Ci sono due tipi di film che raccontano l’emancipazione della marginalità: il dramma sportivo e quello musicale. Gli ingredienti sono noti: difficoltà inaudite, volontà di ferro: incidenti vari e poi… il successo. Storia vera del cubano Carlos Acosta, sceneggiata da Paul Laverty, il film li evoca tutti: ma ribaltandoli. Perché il piccolo Carlos, ragazzino povero che balla la breakdance nei vicoli dell’Avana, pur dotatissimo, non vuol proprio diventare un danzatore. Lo costringerà il padre, incanalandone l’energia fino a farne il primo principal di colore del Royal Ballet di Londra.
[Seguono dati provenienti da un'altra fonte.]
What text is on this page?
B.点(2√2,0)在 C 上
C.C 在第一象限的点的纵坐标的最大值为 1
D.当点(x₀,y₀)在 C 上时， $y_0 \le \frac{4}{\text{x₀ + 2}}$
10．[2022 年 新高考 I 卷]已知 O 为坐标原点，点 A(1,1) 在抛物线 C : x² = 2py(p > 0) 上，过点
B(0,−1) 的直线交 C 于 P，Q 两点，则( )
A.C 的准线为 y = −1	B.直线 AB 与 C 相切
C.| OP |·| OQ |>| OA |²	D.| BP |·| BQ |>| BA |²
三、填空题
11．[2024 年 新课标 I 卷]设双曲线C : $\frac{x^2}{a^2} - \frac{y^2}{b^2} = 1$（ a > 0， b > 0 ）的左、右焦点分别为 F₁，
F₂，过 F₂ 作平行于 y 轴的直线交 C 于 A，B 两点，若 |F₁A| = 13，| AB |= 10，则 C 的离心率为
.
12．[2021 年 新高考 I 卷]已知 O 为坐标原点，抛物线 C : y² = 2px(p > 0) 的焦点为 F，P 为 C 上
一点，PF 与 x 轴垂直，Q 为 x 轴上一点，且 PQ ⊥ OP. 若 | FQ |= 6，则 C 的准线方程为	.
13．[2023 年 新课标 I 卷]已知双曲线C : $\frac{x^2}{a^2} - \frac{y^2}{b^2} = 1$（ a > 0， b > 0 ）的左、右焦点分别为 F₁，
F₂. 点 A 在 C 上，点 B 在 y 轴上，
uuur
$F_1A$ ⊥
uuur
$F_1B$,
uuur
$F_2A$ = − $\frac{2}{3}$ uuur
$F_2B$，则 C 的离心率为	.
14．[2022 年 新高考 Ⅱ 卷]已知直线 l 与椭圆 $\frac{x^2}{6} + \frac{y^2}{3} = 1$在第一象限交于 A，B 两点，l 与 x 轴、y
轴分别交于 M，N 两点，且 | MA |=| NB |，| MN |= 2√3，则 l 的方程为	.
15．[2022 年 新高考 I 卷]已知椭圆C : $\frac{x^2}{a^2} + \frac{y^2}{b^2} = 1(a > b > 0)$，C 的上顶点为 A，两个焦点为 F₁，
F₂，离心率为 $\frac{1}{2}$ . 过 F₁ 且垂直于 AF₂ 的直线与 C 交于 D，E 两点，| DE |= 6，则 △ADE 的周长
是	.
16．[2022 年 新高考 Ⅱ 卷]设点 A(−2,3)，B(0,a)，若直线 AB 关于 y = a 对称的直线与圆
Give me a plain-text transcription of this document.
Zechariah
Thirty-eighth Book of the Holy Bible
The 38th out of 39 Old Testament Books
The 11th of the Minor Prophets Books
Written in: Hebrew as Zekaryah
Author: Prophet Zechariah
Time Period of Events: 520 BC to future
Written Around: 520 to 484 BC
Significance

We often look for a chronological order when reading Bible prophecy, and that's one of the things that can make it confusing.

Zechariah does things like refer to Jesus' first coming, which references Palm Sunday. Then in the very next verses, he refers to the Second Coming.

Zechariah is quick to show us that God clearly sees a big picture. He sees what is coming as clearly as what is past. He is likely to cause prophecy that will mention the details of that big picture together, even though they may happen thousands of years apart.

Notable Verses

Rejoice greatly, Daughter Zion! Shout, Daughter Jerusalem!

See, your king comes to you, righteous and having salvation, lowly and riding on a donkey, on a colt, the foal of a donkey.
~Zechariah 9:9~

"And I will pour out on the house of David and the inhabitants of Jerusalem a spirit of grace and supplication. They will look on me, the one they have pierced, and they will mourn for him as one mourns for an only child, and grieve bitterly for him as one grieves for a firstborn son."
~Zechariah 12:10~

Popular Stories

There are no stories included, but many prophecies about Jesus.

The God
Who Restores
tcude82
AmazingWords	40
Racconto di formazione sì, ma tutt’altro che formattato, Yuli danza e libertà si colloca al confine tra fiction e documentario: mettendo in scena Acosta in persona a narrarci la propria arte. Forse i numeri di danza ribadiscono troppo gli episodi (e viceversa); in compenso la regista basca Bollaìn ha uno stile controllato ed essenziale.
Roberto Nepoti, La Repubblica

Più che un biopic, il progetto celebrativo di una delle più importanti personalità della danza americana, il cubano Carlos Acosta. Tratto dalla sua autobiografia e sceneggiato da Paul Laverty, sodale di Ken Loach, Yuli vede in scena lo stesso ballerino, poi coreografo, come appare oggi e nel guardare al passato a partire dall’infanzia, quando era uno scugnizzo costretto dal padre a iscriversi alla prestigiosa Escuela Nacional Cubana de Ballet, per coltivarne il talento ma anche per toglierlo dalla strada e dalla miseria: corsi gratuiti, vitto e alloggio garantiti anziché la precarietà della casa di periferia, con due sorelle maggiori pronte a canzonarlo per una disciplina artistica inizialmente disprezzata, con tanto di scontro con le insegnanti e il tentativo difuga.
Genio e sregolatezza prima dell’adolescenza, pian piano Carlos/Yuli diventa una promessa, poi una realtà internazionale con il perfezionamento a Losanna, fino alla consacrazione al Royal Ballet di Londra, primo principal di colore della compagnia. Una costante nei primi anni la nostalgia di casa, a lungo lontano dalla famiglia tanto amata nonostante le asprezze e il carattere rigido del padre: atipico nell’assecondarne l’inclinazione, è stato all’opposto del genitore di Billy Elliot.
Efficace la ricostruzione della vita a Cuba, tra la famiglia – non sono mancate le tragedie – e l’austero mondo della scuola di danza, fino alle esperienze all’estero e all’autoaffermazione di un ragazzo che si è fatto da sé: vincente la scelta di alcune location, come l’edificio abbandonato dell’Avana dove Carlos ama danzare in solitudine. Tecnica e fisicità convivono in Acosta, quel che la regista madrilena esalta è il “quadro completo”: la semplicità, la costanza e il contesto di provenienza dell’uomo, senza farne un santino.